VERSICHERUNGSRECHT
Die überfahrene Bratsche
Experten-Branchenbuch.de,
zuletzt bearbeitet am:
Wie weit geht die Befugnis der Kfz-Haftpflichtversicherung gegenüber ihrem Versicherungsnehmer bei der Regulierung eines fremden Unfallschadens?
Kurzfassung
Der Kfz-Haftpflichtversicherer kann auch zweifelhafte Schadensersatzansprüche eines Dritten gegen den Versicherungsnehmer befriedigen. Dies jedenfalls dann, wenn er den Schaden nicht ins Blaue hinein reguliert. Liegen sachlich vertretbare Gründe vor, muss der Versicherte die Rückstufung in eine Niedrige Schadensfreiheitsklasse hinnehmen.
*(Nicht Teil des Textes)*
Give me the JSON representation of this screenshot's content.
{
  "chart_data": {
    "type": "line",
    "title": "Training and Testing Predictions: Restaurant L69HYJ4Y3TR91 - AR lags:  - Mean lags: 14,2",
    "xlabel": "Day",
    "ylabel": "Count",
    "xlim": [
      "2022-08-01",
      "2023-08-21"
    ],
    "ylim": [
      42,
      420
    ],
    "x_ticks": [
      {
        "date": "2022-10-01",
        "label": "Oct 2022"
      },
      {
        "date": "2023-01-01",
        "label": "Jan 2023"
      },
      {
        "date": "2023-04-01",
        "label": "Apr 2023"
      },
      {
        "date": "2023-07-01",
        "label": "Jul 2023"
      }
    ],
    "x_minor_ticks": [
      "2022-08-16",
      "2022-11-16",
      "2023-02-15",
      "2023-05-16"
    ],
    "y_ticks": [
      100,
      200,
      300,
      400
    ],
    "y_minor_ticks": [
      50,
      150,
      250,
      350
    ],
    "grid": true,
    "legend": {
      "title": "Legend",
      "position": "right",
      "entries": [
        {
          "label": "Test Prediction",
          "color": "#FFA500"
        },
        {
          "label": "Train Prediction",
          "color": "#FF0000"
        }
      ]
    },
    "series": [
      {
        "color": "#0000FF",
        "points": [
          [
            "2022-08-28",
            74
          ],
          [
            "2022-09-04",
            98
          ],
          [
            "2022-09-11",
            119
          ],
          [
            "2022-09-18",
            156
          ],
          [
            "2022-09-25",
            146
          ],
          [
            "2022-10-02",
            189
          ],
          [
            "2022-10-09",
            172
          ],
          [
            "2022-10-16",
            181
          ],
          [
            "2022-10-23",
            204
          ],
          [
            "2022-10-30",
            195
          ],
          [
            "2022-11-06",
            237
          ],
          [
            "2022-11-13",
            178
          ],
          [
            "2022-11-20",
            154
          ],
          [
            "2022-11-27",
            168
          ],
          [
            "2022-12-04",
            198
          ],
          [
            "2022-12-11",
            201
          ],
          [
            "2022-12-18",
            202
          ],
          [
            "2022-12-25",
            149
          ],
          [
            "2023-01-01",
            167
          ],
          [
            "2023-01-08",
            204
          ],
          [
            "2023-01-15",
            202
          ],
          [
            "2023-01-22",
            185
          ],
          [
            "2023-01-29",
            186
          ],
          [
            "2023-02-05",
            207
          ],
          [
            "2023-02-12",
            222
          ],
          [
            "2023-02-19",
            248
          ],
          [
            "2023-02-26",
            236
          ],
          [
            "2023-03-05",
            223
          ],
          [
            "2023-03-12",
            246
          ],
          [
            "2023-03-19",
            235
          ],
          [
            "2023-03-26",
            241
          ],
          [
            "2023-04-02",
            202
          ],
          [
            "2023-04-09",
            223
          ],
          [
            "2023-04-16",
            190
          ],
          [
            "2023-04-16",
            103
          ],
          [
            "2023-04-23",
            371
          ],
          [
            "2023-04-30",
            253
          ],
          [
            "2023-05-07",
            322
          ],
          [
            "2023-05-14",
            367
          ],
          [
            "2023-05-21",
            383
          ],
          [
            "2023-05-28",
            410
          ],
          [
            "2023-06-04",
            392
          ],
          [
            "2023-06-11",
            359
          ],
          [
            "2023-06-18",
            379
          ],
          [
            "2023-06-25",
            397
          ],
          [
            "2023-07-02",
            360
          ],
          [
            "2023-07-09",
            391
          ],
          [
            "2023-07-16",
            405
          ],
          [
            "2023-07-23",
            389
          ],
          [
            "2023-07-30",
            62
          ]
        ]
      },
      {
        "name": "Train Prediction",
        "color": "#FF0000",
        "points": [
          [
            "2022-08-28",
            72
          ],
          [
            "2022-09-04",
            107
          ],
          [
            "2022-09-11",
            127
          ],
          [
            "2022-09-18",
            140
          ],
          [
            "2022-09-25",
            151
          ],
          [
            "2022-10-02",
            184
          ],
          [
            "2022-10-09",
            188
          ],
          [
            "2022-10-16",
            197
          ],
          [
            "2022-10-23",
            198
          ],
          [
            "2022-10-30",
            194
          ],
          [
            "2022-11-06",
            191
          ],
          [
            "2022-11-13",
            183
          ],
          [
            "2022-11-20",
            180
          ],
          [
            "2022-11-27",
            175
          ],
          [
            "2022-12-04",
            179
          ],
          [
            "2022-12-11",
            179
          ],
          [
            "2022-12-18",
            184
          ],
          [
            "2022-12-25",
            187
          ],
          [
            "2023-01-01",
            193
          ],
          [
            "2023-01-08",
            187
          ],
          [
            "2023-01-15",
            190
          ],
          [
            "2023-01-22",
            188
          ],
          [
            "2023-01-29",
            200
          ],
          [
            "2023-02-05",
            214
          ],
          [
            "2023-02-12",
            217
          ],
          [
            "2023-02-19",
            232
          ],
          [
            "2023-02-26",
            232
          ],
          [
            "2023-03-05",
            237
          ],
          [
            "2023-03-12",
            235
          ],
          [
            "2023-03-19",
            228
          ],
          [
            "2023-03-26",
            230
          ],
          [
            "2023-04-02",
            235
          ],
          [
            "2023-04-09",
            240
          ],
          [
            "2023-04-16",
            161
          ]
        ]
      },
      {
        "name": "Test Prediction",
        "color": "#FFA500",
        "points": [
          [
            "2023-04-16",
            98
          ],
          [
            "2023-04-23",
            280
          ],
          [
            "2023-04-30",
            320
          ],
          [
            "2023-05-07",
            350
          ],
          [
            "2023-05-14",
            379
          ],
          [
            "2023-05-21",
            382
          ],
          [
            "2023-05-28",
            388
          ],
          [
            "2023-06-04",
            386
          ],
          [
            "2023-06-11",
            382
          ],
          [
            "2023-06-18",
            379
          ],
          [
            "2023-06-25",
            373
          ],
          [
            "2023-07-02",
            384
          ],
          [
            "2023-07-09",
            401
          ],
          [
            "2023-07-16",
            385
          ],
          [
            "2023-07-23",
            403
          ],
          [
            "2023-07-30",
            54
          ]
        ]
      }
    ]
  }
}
So entschieden nun Amtsgericht und Landgericht Coburg. Die Klage des Versicherungsnehmers, die Versicherungsgesellschaft zu verpflichten, die Rückstufung rückgängig zu machen, wurde abgewiesen. Der Versicherer habe nach umfassender Aufklärung des Unfallgeschehens den Schaden reguliert. Dies sei nicht zu beanstanden, zumal die Haftpflichtversicherung hierbei einen weiten Spielraum habe.
Sachverhalt
Es wäre nichts passiert, wenn die Teilnehmer der Musikfreizeit des Landesjugendorchesters nur musiziert hätten. Weil aber einige auch ihre sportlichen Fertigkeiten unter Beweis stellen wollten, schnappten sie sich einen Fußball. Unglücklicherweise stand der VW-Golf des Versicherten direkt neben der auserkorenen Spielwiese. Und unglücklicherweise hegte der Fahrer des Wagens Zweifel am fußballerischen Können der Musiker. Daher entschloss er sich, das Fahrzeug „außer Schussweite“ zu bringen. Aber der unglücklichen Umstände nicht genug, übersah er beim Ausparken einen hinter dem Auto von einem fußballbegeisterten Musikanten zuvor abgestellten Bratschenkasten samt Inhalt. Von der Kfz-Haftpflichtversicherung forderte der um das Musizieren gebrachte Bratscheninhaber Schadensersatz. Nachdem der Versicherer etliche Zeugen befragt hatte, zahlte er trotz Protests seines Versicherungsnehmers 1.200 €. Der Beitragssatz des Versicherten stieg daraufhin von 35% auf 50%. Die Versicherung habe nicht regulieren dürfen, da der Fahrer seines Wagens für den Unfall nichts könne, rechtfertigte der Versicherungsnehmer seine Klage.
Gerichtsentscheidung
Damit drang der Kläger weder beim Amtsgericht noch beim Landgericht Coburg durch. Die beklagte Versicherungsgesellschaft habe nach den Kraftfahrtversicherungsbedingungen eine weite Regulierungsbefugnis. Nur willkürliche Maßnahmen seien ihr untersagt. Die Beklagte habe sich durch Befragung mehrerer Zeugen davon überzeugt, dass der Fahrer des versicherten Wagens den Unfall hätte verhindern können. Um weitere Kosten zu vermeiden, habe sie den Schaden reguliert. Dies sei sachlich gerechtfertigt gewesen, zumal der Halter eines Kfz nach dem Straßenverkehrsgesetz unabhängig davon hafte, ob er vorwerfbar gehandelt habe.
Fazit
Richtig ist zwar, dass es zum Unfall nicht gekommen wäre, wenn das Bratschenspiel nicht einem Fußballeinsatz hätte weichen müssen; doch richtig ist auch, dass der Einsatz eines Kfz stets eine Gefahr und demzufolge grundsätzlich eine (Mit-)Haftung in sich birgt.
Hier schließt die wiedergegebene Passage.